William Sabine House

9 Academy Green

Syracuse, New York

c. 1816




The Sabines represent a European American family who made the transition from the first generation, who owned people in slavery, to the second generation, who held anti-slavery views.




According to censuses taken by the United States and the State of New York, eleven people lived in slavery in Onondaga County in 1800, fifty in 1810, forty-nine in 1814, and fifty-nine in 1820. (Census of the State of New York for 1855, xx). Most of them lived singly or small groups in European American households. The Sabines represent one such household. In 1810, one African American lived in slavery with this family and one (perhaps the same one) in 1820, a young man between the ages of fourteen and twenty-six. Since the census listed names only of heads of households, we will probably never know the name of this African American.


Unlike most of these early slave-owning families, however, the Sabines also represent a transition toward anti-slavery views. Twin sons, William and Joseph, were born in 1814, and both showed evidences of anti-slavery sentiments.


In 1843, William, who lived in this house, invited William L. Chaplin, abolitionist lecturer, to speak in the front yard, possibly Academy Green. William was also candidate for coroner in Onondaga County on the Friends of Abolition ticket, and he was a founder of the local Republican Party. One obituary noted that he was “early enlisted in the cause of human rights, and acted with the anti-slavery men who engrafted their principles upon the Republican party at its organization.” (Journal, February 19, 1877)


Joseph Sabine became a lawyer in Syracuse and married Margaret Lawrence, the daughter of his law partner. During the rescue of William “Jerry” Henry in October 1851, Joseph Sabine was the U.S. Commissioner in charge of hearing the case. His obituary noted that “although the rescue of the populace was in advance of the Commissioner’s decision of the case, yet we have reason to believe that Mr. Sabine would not have sent “Jerry” back into bondage.” (Journal, June 6, 1874). This judgment echoed contemporary views. Gerrit Smith, for example, noted in the planning meeting in the office of Dr. Hiram Hoyt, that Jerry would very likely be released in any case, but that a public rescue would do much good for the cause.


In 1897, Margaret Lawrence Sabine remembered that she and her husband were both “staunch Abolitionists, rather of what was called the rabid order, but he was also a firm believer in obedience to the laws of his country.” 

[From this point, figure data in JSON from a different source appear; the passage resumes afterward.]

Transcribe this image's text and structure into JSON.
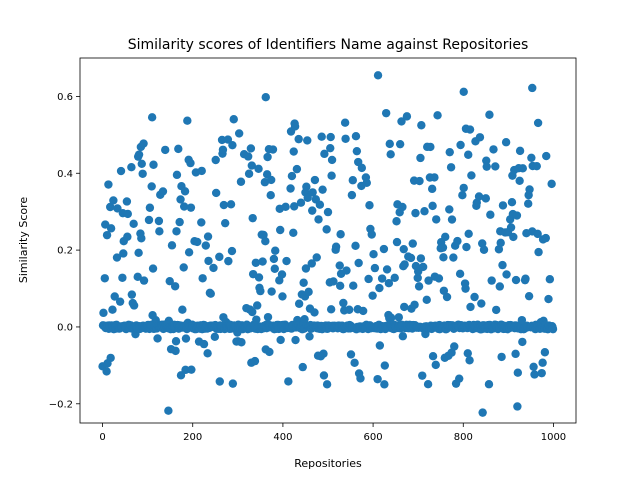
{
  "chart_data": {
    "type": "scatter",
    "title": "Similarity scores of Identifiers Name against Repositories",
    "xlabel": "Repositories",
    "ylabel": "Similarity Score",
    "xlim": [
      -50,
      1050
    ],
    "ylim": [
      -0.25,
      0.7
    ],
    "xticks": [
      0,
      200,
      400,
      600,
      800,
      1000
    ],
    "yticks": [
      -0.2,
      0.0,
      0.2,
      0.4,
      0.6
    ],
    "ytick_labels": [
      "−0.2",
      "0.0",
      "0.2",
      "0.4",
      "0.6"
    ],
    "grid": false,
    "marker_color": "#1f77b4",
    "x_count": 1000,
    "notable_points": [
      {
        "x": 611,
        "y": 0.655
      },
      {
        "x": 953,
        "y": 0.622
      },
      {
        "x": 801,
        "y": 0.612
      },
      {
        "x": 362,
        "y": 0.598
      },
      {
        "x": 146,
        "y": -0.218
      },
      {
        "x": 843,
        "y": -0.223
      },
      {
        "x": 920,
        "y": -0.207
      }
    ]
  }
}
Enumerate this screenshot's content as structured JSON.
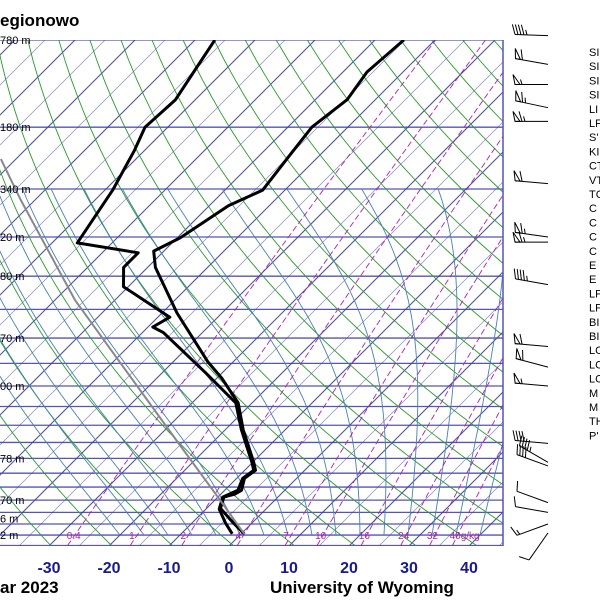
{
  "chart_data": {
    "type": "skewt",
    "title": "egionowo",
    "footer_left": "ar 2023",
    "footer_right": "University of Wyoming",
    "xlabel": "",
    "ylabel": "",
    "x_ticks": [
      -30,
      -20,
      -10,
      0,
      10,
      20,
      30,
      40
    ],
    "xlim_at_bottom": [
      -38,
      46
    ],
    "ylim_hpa": [
      1050,
      100
    ],
    "grid": true,
    "colors": {
      "isobar": "#5555b5",
      "isotherm": "#3a3ab8",
      "dry_adiabat": "#2a9a2a",
      "moist_adiabat": "#4a80b0",
      "mixing_ratio": "#b020b0",
      "profile": "#000000",
      "parcel": "#888888",
      "axis_text": "#1a1a8c"
    },
    "height_labels": [
      {
        "p": 100,
        "text": "780 m"
      },
      {
        "p": 150,
        "text": "180 m"
      },
      {
        "p": 200,
        "text": "340 m"
      },
      {
        "p": 250,
        "text": "20 m"
      },
      {
        "p": 300,
        "text": "80 m"
      },
      {
        "p": 400,
        "text": "70 m"
      },
      {
        "p": 500,
        "text": "00 m"
      },
      {
        "p": 700,
        "text": "78 m"
      },
      {
        "p": 850,
        "text": "70 m"
      },
      {
        "p": 925,
        "text": "6 m"
      },
      {
        "p": 1000,
        "text": "2 m"
      }
    ],
    "mixing_ratio_labels": [
      {
        "w": 0.4,
        "text": "0.4"
      },
      {
        "w": 1,
        "text": "1"
      },
      {
        "w": 2,
        "text": "2"
      },
      {
        "w": 4,
        "text": "4"
      },
      {
        "w": 7,
        "text": "7"
      },
      {
        "w": 10,
        "text": "10"
      },
      {
        "w": 16,
        "text": "16"
      },
      {
        "w": 24,
        "text": "24"
      },
      {
        "w": 32,
        "text": "32"
      },
      {
        "w": 40,
        "text": "40g/kg"
      }
    ],
    "series": [
      {
        "name": "temperature",
        "points": [
          [
            100,
            -55.2
          ],
          [
            116,
            -56
          ],
          [
            132,
            -54.7
          ],
          [
            150,
            -56
          ],
          [
            171,
            -55
          ],
          [
            201,
            -53.7
          ],
          [
            216,
            -56.8
          ],
          [
            251,
            -59.5
          ],
          [
            267,
            -61.7
          ],
          [
            288,
            -58.7
          ],
          [
            356,
            -47.5
          ],
          [
            447,
            -34.2
          ],
          [
            482,
            -29.2
          ],
          [
            541,
            -22.3
          ],
          [
            613,
            -17
          ],
          [
            715,
            -9.7
          ],
          [
            740,
            -8.2
          ],
          [
            768,
            -8.7
          ],
          [
            812,
            -7.2
          ],
          [
            827,
            -7.7
          ],
          [
            838,
            -9
          ],
          [
            883,
            -7.7
          ],
          [
            944,
            -3.2
          ],
          [
            994,
            0.5
          ]
        ]
      },
      {
        "name": "dewpoint",
        "points": [
          [
            100,
            -86.7
          ],
          [
            115,
            -85
          ],
          [
            132,
            -83.3
          ],
          [
            150,
            -83.8
          ],
          [
            167,
            -81.7
          ],
          [
            201,
            -78.7
          ],
          [
            257,
            -75.8
          ],
          [
            269,
            -64
          ],
          [
            288,
            -64
          ],
          [
            315,
            -60.8
          ],
          [
            363,
            -48
          ],
          [
            380,
            -49.2
          ],
          [
            390,
            -46.5
          ],
          [
            470,
            -32.8
          ],
          [
            541,
            -22.7
          ],
          [
            613,
            -17.3
          ],
          [
            715,
            -10
          ],
          [
            740,
            -8.5
          ],
          [
            768,
            -9
          ],
          [
            812,
            -7.8
          ],
          [
            838,
            -9.2
          ],
          [
            886,
            -7.8
          ],
          [
            944,
            -4.5
          ],
          [
            994,
            -1.5
          ]
        ]
      },
      {
        "name": "parcel",
        "points": [
          [
            994,
            0.5
          ],
          [
            838,
            -10
          ],
          [
            658,
            -25
          ],
          [
            476,
            -45
          ],
          [
            335,
            -66.7
          ],
          [
            210,
            -92.5
          ],
          [
            174,
            -102.5
          ]
        ]
      }
    ],
    "wind_barbs": [
      {
        "p": 98,
        "dir": 272,
        "kt": 45
      },
      {
        "p": 112,
        "dir": 280,
        "kt": 60
      },
      {
        "p": 123,
        "dir": 270,
        "kt": 55
      },
      {
        "p": 137,
        "dir": 282,
        "kt": 65
      },
      {
        "p": 146,
        "dir": 270,
        "kt": 65
      },
      {
        "p": 195,
        "dir": 275,
        "kt": 60
      },
      {
        "p": 250,
        "dir": 278,
        "kt": 65
      },
      {
        "p": 256,
        "dir": 270,
        "kt": 65
      },
      {
        "p": 312,
        "dir": 280,
        "kt": 45
      },
      {
        "p": 416,
        "dir": 275,
        "kt": 60
      },
      {
        "p": 458,
        "dir": 285,
        "kt": 60
      },
      {
        "p": 500,
        "dir": 275,
        "kt": 55
      },
      {
        "p": 653,
        "dir": 275,
        "kt": 40
      },
      {
        "p": 713,
        "dir": 300,
        "kt": 45
      },
      {
        "p": 725,
        "dir": 290,
        "kt": 40
      },
      {
        "p": 860,
        "dir": 290,
        "kt": 10
      },
      {
        "p": 900,
        "dir": 280,
        "kt": 10
      },
      {
        "p": 950,
        "dir": 250,
        "kt": 15
      },
      {
        "p": 990,
        "dir": 215,
        "kt": 10
      }
    ]
  },
  "indices": [
    "SI",
    "SI",
    "SI",
    "SI",
    "LI",
    "LF",
    "S'",
    "KI",
    "CT",
    "VT",
    "TC",
    "C",
    "C",
    "C",
    "C",
    "E",
    "E",
    "LF",
    "LF",
    "BI",
    "BI",
    "LC",
    "LC",
    "LC",
    "M",
    "M",
    "TH",
    "P'"
  ]
}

When he found the captured runaway negro [sic] slave Jerry, was to be tried before him (he being a United States Commissioner) and that the law was plain that he was to be returned to his master,  no matter how vile the law was, it was the law, he was greatly disturbed. I can see now the distressed look on his face as he told me (confidentially, for it was a secret) about the matter, ending by saying, “It is cowardly to resign before my first case comes to trial; but what else can I do?” I seemed to have an inspiration, and I said: “Hold on to your commission, let no other man have your place. The trial is a week off, let things stand. Shylock never got his pound of flesh, though the law plainly gave it to him.”

                Mr. Sabine never mentioned the subject to me again, and you may be sure I never did to him, but you know women never could keep secrets, and somehow this one leaked out, and the Rev. Mr. May found out the secret, and another Abolitionist whose name I do not remember  . . . who was a singer of the anti-slavery songs [probably Charles A. Wheaton]. . . well, he also got hold of that secret. (Sperry)


According to Margaret Sabine, her husband resigned his commission shortly after the rescue of William “Jerry” Henry.




The Sabine house is a brick stepped-gable Federal house with elliptical arches and fanlight on the south end of Academy Green, in the middle of Onondaga Hollow.  Built about 1814 or earlier, it remained in the family until 1944. None of the outbuildings survive. A newspaper photograph of a building built by Joshua Forman to house people in slavery, supposedly similar to one on the Sabine farm, exists. Given that only one person lived in slavery with the Sabines, however, it is doubtful that such a building would actually have been used as a dwelling for that African American. (Hardin, 274-5; OHA clipping, n.d.)




Census of the State of New-York for 1855. Albany: Charles Van Benthuysen, 1857.

Gramza, Janet. “House with a Dual History.” Post-Standard, February 16, 2002.

Hardin, Eva Marie. Syracuse Landmarks. Syracuse: Onondaga Historical Association, 1993.

Sperry, Earl. The Jerry Rescue. Syracuse: Onondaga Historical Association, 1924.

Sweet, Atlas of Onondaga County, 1874.

Newspaper articles from files of OHA.



Further Research Needs


Research in anti-slavery newspapers of the 1840s and 1850s would probably reveal more of William Sabine’s activism, and perhaps more about Joseph and Margaret Sabine, as well. The Liberty Press is on microfilm at the OHA for 1843. The OHA also has copies of the Madison & Onondaga County Abolitionist for the 1840s.